主人公はビリー・ホープ。ニューヨークでレストランを経営していた三十代の女性で、心理カウンセラーの夫ピーターと、まだ幼い娘のメレディスと暮らしている。コロナ禍によるシャットダウンによって、繁盛していた店は二年前に閉店。コロナが収まった現在、彼女のもとに、ジョージア州ジュリアナという町から移住勧誘のメールが届く。たった百ドルで居宅が手に入り、起業の支援もしてくれるという。ジュリアナは、新しい住民を獲得するためのプログラムをおこなっているのだ。
熟考の末、ホープ一家はジュリアナへ移住する。牧歌的な環境で、住民たちもおおむね温かく迎えてくれ、ビリーの新しいレストラン事業も順調なスタートを切る。
そのいっぽうで、気がかりなこともいくつかあった。
噂によれば、家の近辺に蓋がされていない井戸があるらしい。しかし、ピーターがいくら探しても、そんな井戸は見つからない。
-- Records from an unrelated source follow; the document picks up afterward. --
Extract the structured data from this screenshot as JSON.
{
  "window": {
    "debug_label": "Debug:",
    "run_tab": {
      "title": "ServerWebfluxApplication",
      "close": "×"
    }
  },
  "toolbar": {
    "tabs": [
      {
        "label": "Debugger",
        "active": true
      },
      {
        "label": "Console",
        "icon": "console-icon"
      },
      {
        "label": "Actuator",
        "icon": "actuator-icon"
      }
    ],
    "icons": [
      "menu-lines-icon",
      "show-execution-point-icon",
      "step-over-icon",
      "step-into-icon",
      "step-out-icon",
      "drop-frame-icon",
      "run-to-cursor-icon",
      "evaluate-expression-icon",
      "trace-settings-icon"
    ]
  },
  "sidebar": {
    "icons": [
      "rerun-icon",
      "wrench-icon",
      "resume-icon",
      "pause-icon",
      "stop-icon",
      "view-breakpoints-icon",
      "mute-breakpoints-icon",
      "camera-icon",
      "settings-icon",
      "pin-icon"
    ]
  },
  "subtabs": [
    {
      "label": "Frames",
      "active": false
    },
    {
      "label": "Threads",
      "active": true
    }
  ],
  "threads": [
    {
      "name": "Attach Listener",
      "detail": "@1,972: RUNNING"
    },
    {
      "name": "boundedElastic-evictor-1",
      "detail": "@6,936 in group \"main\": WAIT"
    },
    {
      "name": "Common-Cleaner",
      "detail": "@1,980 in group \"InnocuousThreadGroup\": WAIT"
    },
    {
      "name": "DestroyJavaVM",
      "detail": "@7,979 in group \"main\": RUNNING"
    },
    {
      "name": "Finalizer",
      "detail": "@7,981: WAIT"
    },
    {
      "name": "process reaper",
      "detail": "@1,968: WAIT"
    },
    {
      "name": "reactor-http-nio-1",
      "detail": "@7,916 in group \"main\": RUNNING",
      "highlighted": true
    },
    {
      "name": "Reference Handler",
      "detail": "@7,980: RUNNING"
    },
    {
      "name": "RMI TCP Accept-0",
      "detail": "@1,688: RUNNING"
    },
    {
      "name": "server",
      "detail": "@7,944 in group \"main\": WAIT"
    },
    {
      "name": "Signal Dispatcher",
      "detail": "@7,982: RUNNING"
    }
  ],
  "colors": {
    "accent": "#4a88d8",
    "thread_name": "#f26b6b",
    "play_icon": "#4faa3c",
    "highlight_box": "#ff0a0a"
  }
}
ビリーは悪夢にうなされる。子どもたちが身を寄せて泣いていると、闇の中から老婆が立ちあらわれ、「やつらは......あなたから......何を奪った?」と言うのだ。不思議なことに、同じ夢をメレディスも見たという。
ビリーの新しいレストランは店名をニューヨーク時代と同じ「ビリーズ」とするのだが、そう決まる前の検討段階で、メレディスが提案したのが「ロタリー(Lottery)」である。怪奇小説や奇想小説の読者なら、ここで膝を拍つだろう。シャーリイ・ジャクスン「くじ」の原題が"The Lottery"である。小さな町の奇妙な風習を扱った超有名短篇だ。カーペンターはジャクスンに敬意を表しつつ、読者に目配せをしている。ただし、メレディスが口にしたLotteryは、使っていない寝室にあった古い本で見つけたもので、その内容は「くじ」ではなく「土地抽選会」だ。その昔、アメリカ連邦政府は先住民からすべての土地を取りあげ、白人の入植者に分けていたのである。
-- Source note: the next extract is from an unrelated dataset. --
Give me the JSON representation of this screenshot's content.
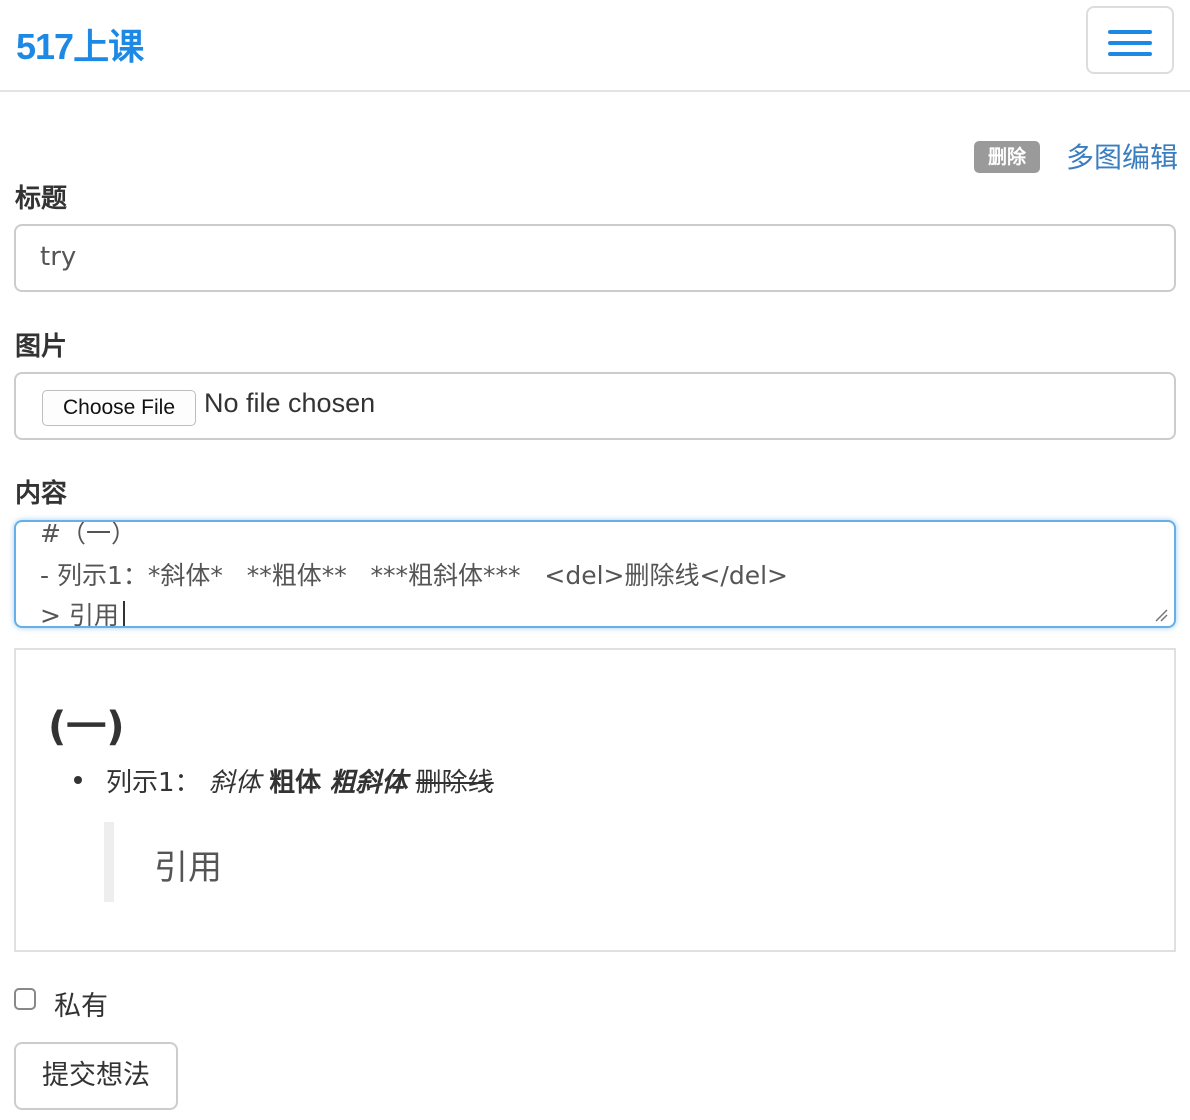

見つからない井戸、母と娘が見た同じ内容の悪夢、不穏なLottery......これだけ揃えば、ゴシック小説のお膳立てとしてはじゅうぶんだろう。いよいよ恐怖の本篇がはじまると、読者は身構える。
戦慄への序曲が、ホープ家の飼い猫ラムジーの変調だ。しばしば家の外に出て行くようになり、獲物を獲ったり、怒りっぽくなる。そんなラムジーの様子を見て、メレディスは「その子、カタワンパスになっちゃったの」と言う。カタワンパスとは聴き慣れない言葉だが、南部の古いスラングで、「ねじれた」「めちゃくちゃな」という意味だ。
その後、ビリーとピーターのあいだに溝ができ、ピーターが家を出て戻らなくなる。また、この土地にある金鉱をめぐる噂や、製材所で発見された古い遺体などの謎が浮上する。こうしたビリーの身のまわりやジュリアナの町のあれこれが、しだいに不穏な空気をまとわりながら恐怖の核心へと集束していく。
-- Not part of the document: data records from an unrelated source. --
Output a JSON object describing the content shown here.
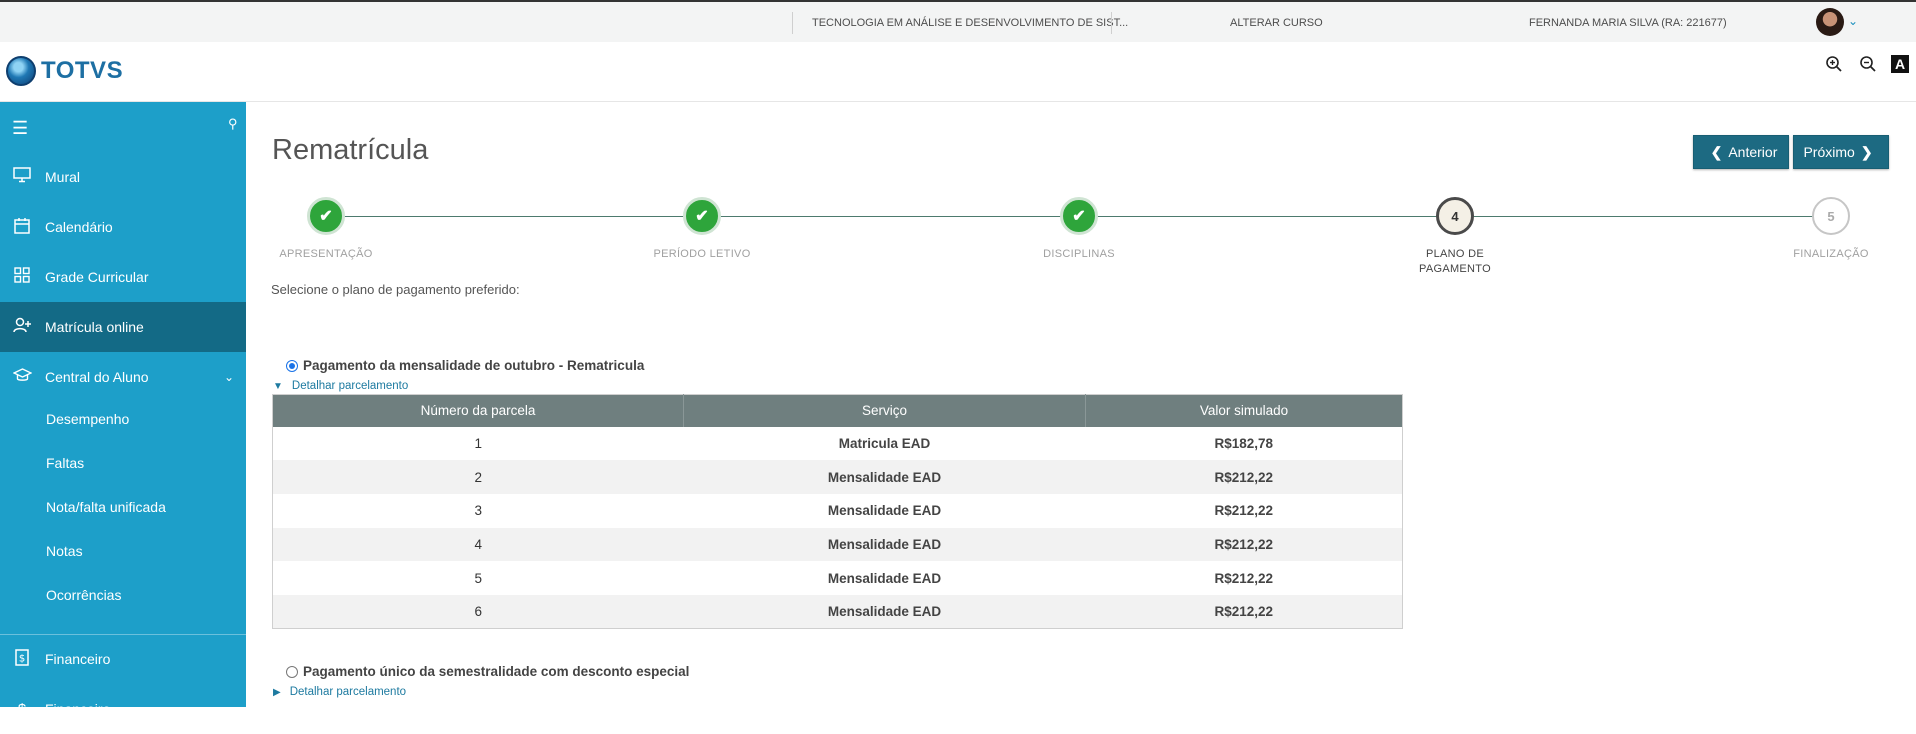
{
  "topbar": {
    "course": "TECNOLOGIA EM ANÁLISE E DESENVOLVIMENTO DE SIST...",
    "change_course": "ALTERAR CURSO",
    "user": "FERNANDA MARIA SILVA (RA: 221677)"
  },
  "header": {
    "brand": "TOTVS",
    "zoom_in_icon": "zoom-in-icon",
    "zoom_out_icon": "zoom-out-icon",
    "contrast_icon": "contrast-icon",
    "contrast_glyph": "A"
  },
  "sidebar": {
    "items": [
      {
        "label": "Mural",
        "icon": "monitor-icon"
      },
      {
        "label": "Calendário",
        "icon": "calendar-icon"
      },
      {
        "label": "Grade Curricular",
        "icon": "grid-icon"
      },
      {
        "label": "Matrícula online",
        "icon": "user-add-icon",
        "active": true
      },
      {
        "label": "Central do Aluno",
        "icon": "graduation-cap-icon"
      }
    ],
    "sub_items": [
      "Desempenho",
      "Faltas",
      "Nota/falta unificada",
      "Notas",
      "Ocorrências"
    ],
    "financeiro": "Financeiro",
    "next_partial": "Financeiro"
  },
  "page": {
    "title": "Rematrícula",
    "prev_label": "Anterior",
    "next_label": "Próximo",
    "steps": [
      {
        "n": "1",
        "label": "APRESENTAÇÃO",
        "state": "done"
      },
      {
        "n": "2",
        "label": "PERÍODO LETIVO",
        "state": "done"
      },
      {
        "n": "3",
        "label": "DISCIPLINAS",
        "state": "done"
      },
      {
        "n": "4",
        "label": "PLANO DE\nPAGAMENTO",
        "state": "current"
      },
      {
        "n": "5",
        "label": "FINALIZAÇÃO",
        "state": "todo"
      }
    ],
    "instruction": "Selecione o plano de pagamento preferido:",
    "plan1": "Pagamento da mensalidade de outubro - Rematricula",
    "plan2": "Pagamento único da semestralidade com desconto especial",
    "detail_label": "Detalhar parcelamento",
    "table": {
      "headers": [
        "Número da parcela",
        "Serviço",
        "Valor simulado"
      ],
      "rows": [
        [
          "1",
          "Matricula EAD",
          "R$182,78"
        ],
        [
          "2",
          "Mensalidade EAD",
          "R$212,22"
        ],
        [
          "3",
          "Mensalidade EAD",
          "R$212,22"
        ],
        [
          "4",
          "Mensalidade EAD",
          "R$212,22"
        ],
        [
          "5",
          "Mensalidade EAD",
          "R$212,22"
        ],
        [
          "6",
          "Mensalidade EAD",
          "R$212,22"
        ]
      ]
    }
  },
  "colors": {
    "sidebar": "#1d9fc9",
    "sidebar_active": "#136a86",
    "button": "#1d6a82",
    "step_done": "#2ea53b",
    "table_header": "#6f7f7f"
  }
}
そして、現在進行形の物語に挟まるように、過去へと遡るエピソードが挿入される。そこで語られるのは、ジュリアナの創設者である八家のうち、有力なミネット家、クリーバーン家、ダルゼル家の三大名家の暗い歴史だ。読者はビリーがまだ知らない、ジュリアナの背景にふれることになる。これら挿話のなかで衝撃的なのは、あたりまえのように「生贄」という言葉が出てくることだ。
気の早い読者は「作者本人が盛大にネタ明かししているじゃないか!」と嘆きそうだが、それほど単純な仕掛けではないのでご安心を。